Font size

  • S
  • M
  • L

Laboratory of Media Dynamics
Graduate School of Information Science and Technology
Hokkaido University

About the Laboratory of Media Dynamics


Search for Knowledge Discovery Processes through Full Use of Multimedia Technology

Graduate School of Information Science and Technology
(School of Engineering, Department of Electronics and Information Engineering)
Professor Miki Haseyama

Research areas:
Image & video processing, audio processing, music processing, knowledge creation
Research keywords:
Image restoration, image recognition, video semantic understanding, image & video search, music search
Educational background: Ph. D., Hokkaido University

What are our goals?

We are aiming for the realization of next-generation multimedia systems that can understand images and video as well as humans can. Due the expansion of the high-speed Internet and large capacity storage media, we are now surrounded by multimedia such as images and video. We expect that people from around the world to gradually contribute to this data, and that by 2020, approximately 35 zeta bytes (a zeta byte is 1021 bytes) of data will have been created. To understand how much that is, imagine saving all that data to DVDs and then stacking them one of top of another. The stack will reach halfway to Mars! Furthermore, we know that the total amount of data produced by everyone on the earth has already exceeded the total data storage capacity (including devices such as hard disks and USB memory). This means that often, important information contained in a large volume of data is discarded without storage. Therefore, in order to be able to save information that is valuable to us, we need technology that can automatically search for this information. Our goal, that is, “the realization of next-generation multimedia systems that can understand images and video as well as humans can,” provides just that kind of technology.

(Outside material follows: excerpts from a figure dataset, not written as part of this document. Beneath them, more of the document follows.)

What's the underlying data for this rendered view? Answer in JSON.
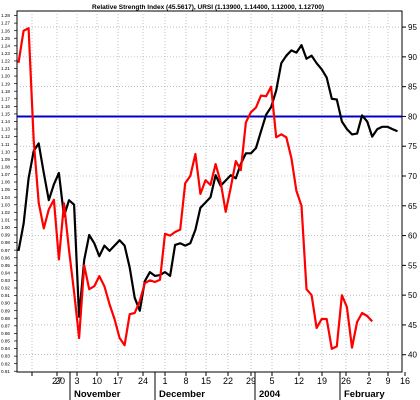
{
  "chart_data": {
    "type": "line",
    "title": "Relative Strength Index (45.5617), URSI (1.13900, 1.14400, 1.12000, 1.12700)",
    "xlabel": "",
    "ylabel": "",
    "grid": true,
    "legend": "none",
    "x_day_ticks": [
      "20",
      "27",
      "3",
      "10",
      "17",
      "24",
      "1",
      "8",
      "15",
      "22",
      "29",
      "5",
      "12",
      "19",
      "26",
      "2",
      "9",
      "16"
    ],
    "x_month_labels": [
      "November",
      "December",
      "2004",
      "February"
    ],
    "left_axis": {
      "ylim": [
        0.809,
        1.286
      ],
      "ticks": [
        "0.81",
        "0.82",
        "0.83",
        "0.84",
        "0.85",
        "0.86",
        "0.87",
        "0.88",
        "0.89",
        "0.90",
        "0.91",
        "0.92",
        "0.93",
        "0.94",
        "0.95",
        "0.96",
        "0.97",
        "0.98",
        "0.99",
        "1.00",
        "1.01",
        "1.02",
        "1.03",
        "1.04",
        "1.05",
        "1.06",
        "1.07",
        "1.08",
        "1.09",
        "1.10",
        "1.11",
        "1.12",
        "1.13",
        "1.14",
        "1.15",
        "1.16",
        "1.17",
        "1.18",
        "1.19",
        "1.20",
        "1.21",
        "1.22",
        "1.23",
        "1.24",
        "1.25",
        "1.26",
        "1.27",
        "1.28"
      ]
    },
    "right_axis": {
      "ylim": [
        37.1,
        97.7
      ],
      "ticks": [
        40,
        45,
        50,
        55,
        60,
        65,
        70,
        75,
        80,
        85,
        90,
        95
      ]
    },
    "reference_line": {
      "axis": "right",
      "value": 80,
      "color": "#0000cc"
    },
    "series": [
      {
        "axis": "left",
        "color": "#000000",
        "values": [
          [
            0,
            0.969
          ],
          [
            1,
            1.005
          ],
          [
            2,
            1.065
          ],
          [
            3,
            1.101
          ],
          [
            4,
            1.111
          ],
          [
            5,
            1.072
          ],
          [
            6,
            1.036
          ],
          [
            7,
            1.057
          ],
          [
            8,
            1.072
          ],
          [
            9,
            1.015
          ],
          [
            10,
            1.036
          ],
          [
            11,
            1.03
          ],
          [
            12,
            0.882
          ],
          [
            13,
            0.957
          ],
          [
            14,
            0.99
          ],
          [
            15,
            0.979
          ],
          [
            16,
            0.962
          ],
          [
            17,
            0.976
          ],
          [
            18,
            0.969
          ],
          [
            19,
            0.976
          ],
          [
            20,
            0.983
          ],
          [
            21,
            0.976
          ],
          [
            22,
            0.947
          ],
          [
            23,
            0.907
          ],
          [
            24,
            0.89
          ],
          [
            25,
            0.929
          ],
          [
            26,
            0.941
          ],
          [
            27,
            0.936
          ],
          [
            28,
            0.937
          ],
          [
            29,
            0.941
          ],
          [
            30,
            0.936
          ],
          [
            31,
            0.977
          ],
          [
            32,
            0.979
          ],
          [
            33,
            0.976
          ],
          [
            34,
            0.979
          ],
          [
            35,
            0.997
          ],
          [
            36,
            1.026
          ],
          [
            37,
            1.033
          ],
          [
            38,
            1.04
          ],
          [
            39,
            1.069
          ],
          [
            40,
            1.055
          ],
          [
            41,
            1.062
          ],
          [
            42,
            1.069
          ],
          [
            43,
            1.065
          ],
          [
            44,
            1.084
          ],
          [
            45,
            1.098
          ],
          [
            46,
            1.098
          ],
          [
            47,
            1.105
          ],
          [
            48,
            1.127
          ],
          [
            49,
            1.149
          ],
          [
            50,
            1.159
          ],
          [
            51,
            1.181
          ],
          [
            52,
            1.217
          ],
          [
            53,
            1.227
          ],
          [
            54,
            1.234
          ],
          [
            55,
            1.231
          ],
          [
            56,
            1.241
          ],
          [
            57,
            1.223
          ],
          [
            58,
            1.227
          ],
          [
            59,
            1.217
          ],
          [
            60,
            1.209
          ],
          [
            61,
            1.198
          ],
          [
            62,
            1.17
          ],
          [
            63,
            1.169
          ],
          [
            64,
            1.14
          ],
          [
            65,
            1.13
          ],
          [
            66,
            1.123
          ],
          [
            67,
            1.124
          ],
          [
            68,
            1.148
          ],
          [
            69,
            1.14
          ],
          [
            70,
            1.12
          ],
          [
            71,
            1.13
          ],
          [
            72,
            1.133
          ],
          [
            73,
            1.133
          ],
          [
            74,
            1.13
          ],
          [
            75,
            1.127
          ]
        ]
      },
      {
        "axis": "right",
        "color": "#ff0000",
        "values": [
          [
            0,
            89.0
          ],
          [
            1,
            94.4
          ],
          [
            2,
            94.8
          ],
          [
            3,
            76.0
          ],
          [
            4,
            65.5
          ],
          [
            5,
            61.2
          ],
          [
            6,
            64.4
          ],
          [
            7,
            66.0
          ],
          [
            8,
            56.0
          ],
          [
            9,
            65.4
          ],
          [
            10,
            57.6
          ],
          [
            11,
            50.5
          ],
          [
            12,
            42.8
          ],
          [
            13,
            55.0
          ],
          [
            14,
            51.0
          ],
          [
            15,
            51.5
          ],
          [
            16,
            53.2
          ],
          [
            17,
            51.5
          ],
          [
            18,
            48.5
          ],
          [
            19,
            46.0
          ],
          [
            20,
            42.8
          ],
          [
            21,
            41.6
          ],
          [
            22,
            46.8
          ],
          [
            23,
            47.0
          ],
          [
            24,
            49.0
          ],
          [
            25,
            52.0
          ],
          [
            26,
            52.5
          ],
          [
            27,
            52.2
          ],
          [
            28,
            52.6
          ],
          [
            29,
            60.3
          ],
          [
            30,
            60.0
          ],
          [
            31,
            60.6
          ],
          [
            32,
            61.0
          ],
          [
            33,
            68.8
          ],
          [
            34,
            70.0
          ],
          [
            35,
            73.7
          ],
          [
            36,
            67.0
          ],
          [
            37,
            69.3
          ],
          [
            38,
            68.5
          ],
          [
            39,
            72.0
          ],
          [
            40,
            69.0
          ],
          [
            41,
            64.0
          ],
          [
            42,
            68.0
          ],
          [
            43,
            72.5
          ],
          [
            44,
            71.0
          ],
          [
            45,
            79.0
          ],
          [
            46,
            80.7
          ],
          [
            47,
            81.5
          ],
          [
            48,
            83.5
          ],
          [
            49,
            83.4
          ],
          [
            50,
            85.0
          ],
          [
            51,
            76.5
          ],
          [
            52,
            77.0
          ],
          [
            53,
            76.5
          ],
          [
            54,
            73.0
          ],
          [
            55,
            67.5
          ],
          [
            56,
            65.0
          ],
          [
            57,
            51.0
          ],
          [
            58,
            50.0
          ],
          [
            59,
            44.5
          ],
          [
            60,
            46.0
          ],
          [
            61,
            46.0
          ],
          [
            62,
            41.0
          ],
          [
            63,
            41.4
          ],
          [
            64,
            50.0
          ],
          [
            65,
            48.0
          ],
          [
            66,
            41.2
          ],
          [
            67,
            45.5
          ],
          [
            68,
            47.0
          ],
          [
            69,
            46.5
          ],
          [
            70,
            45.6
          ]
        ]
      }
    ]
  }
}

What sort of things are we creating?

In order to realize a system that can understand images and video as well as humans can, we need to create various methods, for example: recognition methods based on human visual and auditory systems; music and audio signal analysis methods; restoration methods; and next-generation coding methods (see Figs. 1 and 2 for examples). Additionally, in parallel with creating these methods, we need to understand how to obtain knowledge from the images, videos and audio that we create. We contribute to this by investigating human knowledge discovery processes from a multimedia signal processing perspective.

Figure 1: An example of image recognition (face recognition).

Figure 2: An example of image restoration (the regions occupied by the birds have been estimated).

For example, image search systems developed in the last 5 years (see Figs. 3 and 4) all consider how exactly the user is going to find their desired image. This is significantly different to conventional image search systems, which ask users to enter a keyword, and then perform the search using that keyword. Newer systems examine the individual image features to calculate a numerical tag for each image, in advance. When the user begins their search, it is almost as if the images begin “communicating” with each other. Images with similar numerical tags move closer together, and images with different numerical tags move further apart. While looking at the large volume of moving images, the user summons their own personal knowledge and memories, realizes previously unknown image relationships and finds the image that they really want.

Figure 3: An associative image search system (Image Vortex).

Figure 4: A “bird’s-eye view” image search system.

We have implemented the Image Vortex image search system, and it is now part of the Image Cruiser product (http://imagecruiser.jp/). Furthermore, we are not focusing on only images – we’ve also developed an intuitive associative video search engine that doesn’t rely on keywords (Fig. 5), and a cross-media search engines that allow users to freely obtain music, still images and video based on each user’s individual tastes (Fig. 6). This allows users to search for music using an image, or vice versa – something that was previously impossible. It also allows users to receive recommendations based on networks of other users with similar or radically different tastes. People feel great emotion and joy when they discover new things. In the near future, we are expecting the birth of a new search system – one that take us from all the existing image, video and music information and lead us to new and exciting discoveries, enriching the quality of our lives.

Figure 5: An associative video search engine (Video Vortex)

Figure 6: Cross-media search engine (Tri-Media Vortex)

What is the joy of being a researcher?

My research, the analysis of knowledge discovery processes, involves searching for new answers to the question: “How can we lead people to new discoveries and motivations?” I expect that if the obtained knowledge can support many people, it will contribute to the improvement of productivity in our society. By searching intelligently, we contribute not only to academic discoveries, but also revitalize people’s lifestyle and the industry, and contribute to society as a whole. This is a key motivating factor for researchers. Knowing that your own research achievements are making life better for everyone else – that is the joy of being a researcher.